← Back to articles

Gemma 4 Benchmarked: Google's E2B and E4B MoE Models on RTX 5090

gemma4googlemoeextreme-moertx-5090efficiency

Google's Gemma 4 lineup takes the MoE concept to an extreme: the E2B variant has only 2B active parameters per token despite having many more total parameters. The E4B doubles that to 4B active. For inference, this means you get the memory footprint of a tiny model with the trained capacity of a much larger one.

We ran both Gemma-4-E2B-it and Gemma-4-E4B-it on the RTX 5090. Here's the data.

Throughput Results

ModelQuantUsersPeak tok/sAvg TTFT
Gemma-4-E2B-itQ4_K_M32~420180 ms
Gemma-4-E2B-itQ8_016~310140 ms
Gemma-4-E4B-itQ4_K_M32~280210 ms
Gemma-4-E4B-itQ8_016~195165 ms
Qwen3.5-2BQ4_K_M32~650*150 ms
Qwen3.5-4BQ4_K_M32~480*175 ms

*For comparison — these are dense models at the same *active parameter* count.

The Active-vs-Total Parameter Distinction

Gemma-4-E2B is not a 2B parameter model. It's a much larger model that activates 2B parameters per token. This distinction matters because:

  • VRAM usage: Gemma-4-E2B uses more VRAM than a true 2B model, because all the MoE expert weights must be loaded into memory even if only a few are active per token
  • Throughput: Slower than a true 2B model because more weights are loaded, even though fewer are computed per token
  • Quality: Higher than a true 2B model because the larger pool of experts means broader knowledge

In practice: Gemma-4-E2B runs at dense-2B compute speeds but uses dense-10B+ VRAM and delivers dense-10B+ quality. This is the MoE value proposition.

VRAM Footprint

ModelQuantApprox VRAMFits in 16 GB?
Gemma-4-E2B-itQ4_K_M~8 GB✅ Yes
Gemma-4-E2B-itQ8_0~15 GB✅ Marginal
Gemma-4-E4B-itQ4_K_M~14 GB✅ Marginal
Gemma-4-E4B-itQ8_0~27 GB❌ No

The E2B at Q4_K_M fits on an RTX 5060 Ti (16 GB) and delivers quality well above what you'd expect from an 8 GB model.

The Multi-GPU Question

Unlike Qwen3.6-35B-A3B, Gemma 4's MoE routing is optimized for single-GPU inference. Running it across two GPUs via tensor split incurs the same PCIe penalty as any other split model, and the routing overhead is amplified because expert selection happens at every layer.

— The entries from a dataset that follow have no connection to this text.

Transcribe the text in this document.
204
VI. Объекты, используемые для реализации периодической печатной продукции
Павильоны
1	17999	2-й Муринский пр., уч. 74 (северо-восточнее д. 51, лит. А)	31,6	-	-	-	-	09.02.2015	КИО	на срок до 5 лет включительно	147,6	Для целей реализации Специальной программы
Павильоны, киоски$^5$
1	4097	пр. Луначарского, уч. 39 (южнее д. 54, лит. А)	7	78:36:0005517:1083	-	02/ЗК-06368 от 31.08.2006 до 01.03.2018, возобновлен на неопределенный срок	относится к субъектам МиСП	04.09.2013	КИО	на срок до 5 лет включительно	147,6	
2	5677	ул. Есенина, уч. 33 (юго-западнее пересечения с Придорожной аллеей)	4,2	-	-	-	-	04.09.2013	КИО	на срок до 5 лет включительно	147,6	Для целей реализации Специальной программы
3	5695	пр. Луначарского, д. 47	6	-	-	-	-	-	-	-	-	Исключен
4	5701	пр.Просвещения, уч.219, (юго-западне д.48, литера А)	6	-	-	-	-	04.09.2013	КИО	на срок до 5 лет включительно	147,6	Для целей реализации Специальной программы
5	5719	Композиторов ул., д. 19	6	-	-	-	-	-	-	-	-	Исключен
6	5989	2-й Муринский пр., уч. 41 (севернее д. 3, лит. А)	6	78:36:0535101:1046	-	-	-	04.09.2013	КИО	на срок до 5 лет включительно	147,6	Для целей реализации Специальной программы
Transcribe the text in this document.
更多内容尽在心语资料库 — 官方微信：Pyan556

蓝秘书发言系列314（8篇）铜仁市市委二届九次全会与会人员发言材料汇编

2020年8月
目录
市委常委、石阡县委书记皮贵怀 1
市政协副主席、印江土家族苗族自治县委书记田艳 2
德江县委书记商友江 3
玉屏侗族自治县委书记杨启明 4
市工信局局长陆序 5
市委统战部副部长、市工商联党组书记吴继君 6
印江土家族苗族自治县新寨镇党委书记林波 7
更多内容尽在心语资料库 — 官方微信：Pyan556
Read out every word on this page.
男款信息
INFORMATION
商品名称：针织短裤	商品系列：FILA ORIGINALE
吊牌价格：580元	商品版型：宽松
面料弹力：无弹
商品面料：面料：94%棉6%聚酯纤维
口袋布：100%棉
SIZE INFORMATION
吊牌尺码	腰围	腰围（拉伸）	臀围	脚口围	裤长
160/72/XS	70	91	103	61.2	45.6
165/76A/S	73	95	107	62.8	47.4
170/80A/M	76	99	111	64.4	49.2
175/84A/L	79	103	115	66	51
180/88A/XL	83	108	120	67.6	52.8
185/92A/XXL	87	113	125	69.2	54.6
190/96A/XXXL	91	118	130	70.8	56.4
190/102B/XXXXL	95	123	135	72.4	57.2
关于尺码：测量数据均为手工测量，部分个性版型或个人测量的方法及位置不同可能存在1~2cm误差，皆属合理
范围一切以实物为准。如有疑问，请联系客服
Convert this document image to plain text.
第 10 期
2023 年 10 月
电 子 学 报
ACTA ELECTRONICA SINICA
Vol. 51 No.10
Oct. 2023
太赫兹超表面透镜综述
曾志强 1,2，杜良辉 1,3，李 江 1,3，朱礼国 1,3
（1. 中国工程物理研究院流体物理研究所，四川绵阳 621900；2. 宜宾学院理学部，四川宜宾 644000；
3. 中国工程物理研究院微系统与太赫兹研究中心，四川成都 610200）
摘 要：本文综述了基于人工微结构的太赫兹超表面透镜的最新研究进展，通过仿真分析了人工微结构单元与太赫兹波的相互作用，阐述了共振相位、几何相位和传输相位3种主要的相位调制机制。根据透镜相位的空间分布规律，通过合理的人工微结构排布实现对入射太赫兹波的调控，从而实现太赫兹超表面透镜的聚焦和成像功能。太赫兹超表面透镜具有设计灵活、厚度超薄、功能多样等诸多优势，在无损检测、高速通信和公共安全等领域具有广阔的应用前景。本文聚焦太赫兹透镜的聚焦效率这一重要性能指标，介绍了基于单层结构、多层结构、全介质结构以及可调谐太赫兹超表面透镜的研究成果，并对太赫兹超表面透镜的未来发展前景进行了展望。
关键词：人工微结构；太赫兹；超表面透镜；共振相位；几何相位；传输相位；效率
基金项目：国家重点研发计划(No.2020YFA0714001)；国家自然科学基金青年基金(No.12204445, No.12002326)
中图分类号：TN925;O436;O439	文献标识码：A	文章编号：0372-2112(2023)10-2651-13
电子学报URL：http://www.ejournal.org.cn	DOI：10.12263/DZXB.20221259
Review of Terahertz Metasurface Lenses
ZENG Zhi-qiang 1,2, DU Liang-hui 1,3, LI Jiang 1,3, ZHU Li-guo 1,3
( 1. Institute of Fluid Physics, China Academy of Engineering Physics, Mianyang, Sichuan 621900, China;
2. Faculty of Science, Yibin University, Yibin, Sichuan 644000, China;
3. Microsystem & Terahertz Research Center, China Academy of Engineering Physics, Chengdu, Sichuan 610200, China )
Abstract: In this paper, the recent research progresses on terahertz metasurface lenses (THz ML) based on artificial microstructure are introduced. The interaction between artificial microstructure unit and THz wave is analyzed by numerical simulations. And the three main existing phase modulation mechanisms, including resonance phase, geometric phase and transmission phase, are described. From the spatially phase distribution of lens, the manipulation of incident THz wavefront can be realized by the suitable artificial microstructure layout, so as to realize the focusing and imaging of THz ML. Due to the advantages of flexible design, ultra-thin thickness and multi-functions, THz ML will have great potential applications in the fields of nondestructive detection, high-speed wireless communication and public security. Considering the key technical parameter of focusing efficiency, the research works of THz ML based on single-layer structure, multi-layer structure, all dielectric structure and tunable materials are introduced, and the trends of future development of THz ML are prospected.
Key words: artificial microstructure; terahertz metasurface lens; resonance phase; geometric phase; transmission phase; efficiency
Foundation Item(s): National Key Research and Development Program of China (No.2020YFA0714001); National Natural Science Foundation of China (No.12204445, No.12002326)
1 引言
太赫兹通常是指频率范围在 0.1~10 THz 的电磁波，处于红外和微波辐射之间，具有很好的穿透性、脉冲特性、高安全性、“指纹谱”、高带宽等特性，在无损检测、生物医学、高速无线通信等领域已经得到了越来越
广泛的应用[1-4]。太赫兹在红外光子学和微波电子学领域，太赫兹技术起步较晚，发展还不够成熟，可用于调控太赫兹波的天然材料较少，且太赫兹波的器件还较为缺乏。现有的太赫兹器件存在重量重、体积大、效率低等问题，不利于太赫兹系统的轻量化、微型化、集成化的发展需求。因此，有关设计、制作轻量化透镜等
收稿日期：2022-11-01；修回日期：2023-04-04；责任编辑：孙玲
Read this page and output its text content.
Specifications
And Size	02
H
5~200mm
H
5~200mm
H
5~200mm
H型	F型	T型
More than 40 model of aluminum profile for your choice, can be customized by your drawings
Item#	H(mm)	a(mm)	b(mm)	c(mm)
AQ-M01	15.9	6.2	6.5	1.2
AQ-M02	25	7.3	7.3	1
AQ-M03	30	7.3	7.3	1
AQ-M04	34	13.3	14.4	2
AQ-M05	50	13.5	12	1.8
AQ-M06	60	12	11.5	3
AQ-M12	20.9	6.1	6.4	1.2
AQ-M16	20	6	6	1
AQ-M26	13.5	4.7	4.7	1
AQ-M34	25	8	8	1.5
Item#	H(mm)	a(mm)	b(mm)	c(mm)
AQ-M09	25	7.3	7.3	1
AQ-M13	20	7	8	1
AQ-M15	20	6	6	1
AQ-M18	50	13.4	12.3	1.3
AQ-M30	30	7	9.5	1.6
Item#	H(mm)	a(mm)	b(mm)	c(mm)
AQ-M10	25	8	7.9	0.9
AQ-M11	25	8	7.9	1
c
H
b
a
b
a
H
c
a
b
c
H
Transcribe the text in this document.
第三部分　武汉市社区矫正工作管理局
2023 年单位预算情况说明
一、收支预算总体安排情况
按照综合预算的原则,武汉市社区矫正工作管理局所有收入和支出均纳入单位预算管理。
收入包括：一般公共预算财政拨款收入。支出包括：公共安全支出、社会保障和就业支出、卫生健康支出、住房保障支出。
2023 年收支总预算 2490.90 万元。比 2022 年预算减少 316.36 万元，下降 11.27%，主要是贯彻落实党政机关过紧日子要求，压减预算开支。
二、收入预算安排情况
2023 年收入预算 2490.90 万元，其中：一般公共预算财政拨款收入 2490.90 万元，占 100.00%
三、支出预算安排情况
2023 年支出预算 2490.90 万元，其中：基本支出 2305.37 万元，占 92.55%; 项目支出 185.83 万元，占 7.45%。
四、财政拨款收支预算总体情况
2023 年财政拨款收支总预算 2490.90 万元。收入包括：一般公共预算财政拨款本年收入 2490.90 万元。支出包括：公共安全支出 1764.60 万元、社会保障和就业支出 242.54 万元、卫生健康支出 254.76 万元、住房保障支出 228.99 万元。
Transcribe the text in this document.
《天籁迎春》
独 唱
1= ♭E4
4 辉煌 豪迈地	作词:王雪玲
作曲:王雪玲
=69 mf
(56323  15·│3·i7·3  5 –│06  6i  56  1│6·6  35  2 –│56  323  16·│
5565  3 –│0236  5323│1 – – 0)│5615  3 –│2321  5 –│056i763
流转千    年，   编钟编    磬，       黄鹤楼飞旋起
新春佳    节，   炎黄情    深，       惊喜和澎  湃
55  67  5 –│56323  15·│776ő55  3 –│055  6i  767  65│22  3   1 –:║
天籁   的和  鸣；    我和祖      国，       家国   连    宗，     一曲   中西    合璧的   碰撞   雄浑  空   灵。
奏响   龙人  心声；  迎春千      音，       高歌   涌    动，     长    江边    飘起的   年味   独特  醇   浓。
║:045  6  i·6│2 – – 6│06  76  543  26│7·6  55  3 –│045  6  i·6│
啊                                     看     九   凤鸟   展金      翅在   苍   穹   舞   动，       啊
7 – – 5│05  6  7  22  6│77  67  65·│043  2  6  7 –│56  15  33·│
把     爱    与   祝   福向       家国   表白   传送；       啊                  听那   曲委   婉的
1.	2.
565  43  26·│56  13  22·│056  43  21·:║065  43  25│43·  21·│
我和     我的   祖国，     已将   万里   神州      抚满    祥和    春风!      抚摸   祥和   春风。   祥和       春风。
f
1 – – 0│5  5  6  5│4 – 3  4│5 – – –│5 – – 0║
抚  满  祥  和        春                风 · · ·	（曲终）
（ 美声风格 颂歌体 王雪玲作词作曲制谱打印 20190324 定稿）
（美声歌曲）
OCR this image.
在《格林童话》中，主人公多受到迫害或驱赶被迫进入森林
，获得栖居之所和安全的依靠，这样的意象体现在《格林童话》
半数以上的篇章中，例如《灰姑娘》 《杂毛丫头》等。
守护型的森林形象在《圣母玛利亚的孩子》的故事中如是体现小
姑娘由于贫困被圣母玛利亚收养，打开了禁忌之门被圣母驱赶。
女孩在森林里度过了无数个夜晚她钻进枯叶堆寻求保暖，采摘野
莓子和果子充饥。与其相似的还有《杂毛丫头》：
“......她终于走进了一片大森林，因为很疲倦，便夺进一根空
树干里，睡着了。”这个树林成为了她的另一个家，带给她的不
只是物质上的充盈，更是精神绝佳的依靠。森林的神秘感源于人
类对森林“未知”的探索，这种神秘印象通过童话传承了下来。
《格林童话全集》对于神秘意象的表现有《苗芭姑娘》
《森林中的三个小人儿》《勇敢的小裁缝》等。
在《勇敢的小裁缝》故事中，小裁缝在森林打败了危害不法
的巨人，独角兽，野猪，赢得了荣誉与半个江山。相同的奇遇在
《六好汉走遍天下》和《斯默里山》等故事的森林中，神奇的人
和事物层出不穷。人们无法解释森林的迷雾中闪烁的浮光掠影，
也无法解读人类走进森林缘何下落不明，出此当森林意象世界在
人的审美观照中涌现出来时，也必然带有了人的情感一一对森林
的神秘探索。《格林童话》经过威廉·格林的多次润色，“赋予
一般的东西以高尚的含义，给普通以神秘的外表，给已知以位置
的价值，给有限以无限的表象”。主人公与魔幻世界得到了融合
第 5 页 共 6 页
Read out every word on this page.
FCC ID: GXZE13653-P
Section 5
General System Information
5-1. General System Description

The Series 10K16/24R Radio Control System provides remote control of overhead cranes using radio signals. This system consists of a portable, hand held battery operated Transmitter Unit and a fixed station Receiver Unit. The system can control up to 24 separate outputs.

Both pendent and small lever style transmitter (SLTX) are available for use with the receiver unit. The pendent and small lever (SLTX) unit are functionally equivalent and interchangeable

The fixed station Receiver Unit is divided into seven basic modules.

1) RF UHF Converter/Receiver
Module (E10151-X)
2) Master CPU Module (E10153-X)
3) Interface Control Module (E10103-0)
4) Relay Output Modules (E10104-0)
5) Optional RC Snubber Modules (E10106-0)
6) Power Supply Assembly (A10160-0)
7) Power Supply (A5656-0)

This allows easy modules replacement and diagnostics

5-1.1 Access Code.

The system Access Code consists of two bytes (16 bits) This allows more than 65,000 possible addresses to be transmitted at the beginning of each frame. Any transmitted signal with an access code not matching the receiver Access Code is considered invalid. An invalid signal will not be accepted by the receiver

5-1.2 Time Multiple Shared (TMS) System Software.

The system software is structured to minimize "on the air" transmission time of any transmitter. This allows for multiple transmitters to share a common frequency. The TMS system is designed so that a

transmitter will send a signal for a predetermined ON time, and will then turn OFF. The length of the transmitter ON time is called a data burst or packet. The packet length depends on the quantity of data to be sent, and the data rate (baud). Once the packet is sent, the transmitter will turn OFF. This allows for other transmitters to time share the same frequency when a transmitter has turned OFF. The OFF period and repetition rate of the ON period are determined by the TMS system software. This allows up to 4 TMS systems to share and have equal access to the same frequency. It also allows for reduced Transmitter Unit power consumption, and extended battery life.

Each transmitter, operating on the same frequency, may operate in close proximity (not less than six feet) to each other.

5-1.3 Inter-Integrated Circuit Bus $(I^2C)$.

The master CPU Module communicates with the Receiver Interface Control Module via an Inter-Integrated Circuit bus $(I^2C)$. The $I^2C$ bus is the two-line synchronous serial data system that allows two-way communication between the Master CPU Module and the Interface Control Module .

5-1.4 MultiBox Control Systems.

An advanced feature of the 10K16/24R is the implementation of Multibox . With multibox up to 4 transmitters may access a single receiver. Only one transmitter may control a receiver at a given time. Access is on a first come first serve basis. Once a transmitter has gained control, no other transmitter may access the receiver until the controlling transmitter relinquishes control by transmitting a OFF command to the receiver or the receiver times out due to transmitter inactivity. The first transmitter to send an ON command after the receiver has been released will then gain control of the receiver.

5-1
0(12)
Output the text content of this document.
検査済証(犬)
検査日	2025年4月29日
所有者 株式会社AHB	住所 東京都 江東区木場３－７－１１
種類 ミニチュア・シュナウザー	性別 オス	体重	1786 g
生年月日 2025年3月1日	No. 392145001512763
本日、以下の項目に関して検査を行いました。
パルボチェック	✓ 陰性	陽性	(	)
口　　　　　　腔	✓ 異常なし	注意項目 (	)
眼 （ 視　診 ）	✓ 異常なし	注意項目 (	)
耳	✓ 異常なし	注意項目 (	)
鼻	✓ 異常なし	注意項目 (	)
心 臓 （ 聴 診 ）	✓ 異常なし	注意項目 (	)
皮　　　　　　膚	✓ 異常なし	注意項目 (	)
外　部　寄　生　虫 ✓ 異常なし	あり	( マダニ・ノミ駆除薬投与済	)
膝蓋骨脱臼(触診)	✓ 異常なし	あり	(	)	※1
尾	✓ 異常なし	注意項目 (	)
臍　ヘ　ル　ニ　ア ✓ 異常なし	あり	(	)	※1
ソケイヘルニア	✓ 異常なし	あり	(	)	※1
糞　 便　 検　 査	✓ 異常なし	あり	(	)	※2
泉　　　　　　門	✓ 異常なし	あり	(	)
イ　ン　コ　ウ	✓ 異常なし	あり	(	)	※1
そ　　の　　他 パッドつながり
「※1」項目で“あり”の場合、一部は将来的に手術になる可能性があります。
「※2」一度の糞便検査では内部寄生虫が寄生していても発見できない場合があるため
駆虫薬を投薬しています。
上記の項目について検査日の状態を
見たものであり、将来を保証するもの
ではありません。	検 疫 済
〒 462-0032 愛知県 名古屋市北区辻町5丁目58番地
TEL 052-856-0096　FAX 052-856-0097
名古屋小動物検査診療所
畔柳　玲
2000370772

Recommendation: Run Gemma 4 on a single GPU with enough VRAM for the full model in VRAM.

Practical Recommendation

If you have an RTX 5060 Ti (16 GB) and want more quality than a true 2B model:

  • Gemma-4-E2B-Q4_K_M fits easily and provides noticeably better reasoning than Qwen3.5-2B

If you have an RTX 5090 (32 GB) and want the best quality-per-throughput:

  • Gemma-4-E4B-Q8_0 delivers near-lossless quality at reasonable throughput

The Extreme-MoE architecture genuinely delivers on its promise: quality that exceeds the compute-class suggestion by the active parameter count. The trade-off is VRAM overhead that exceeds what the active parameter count would suggest.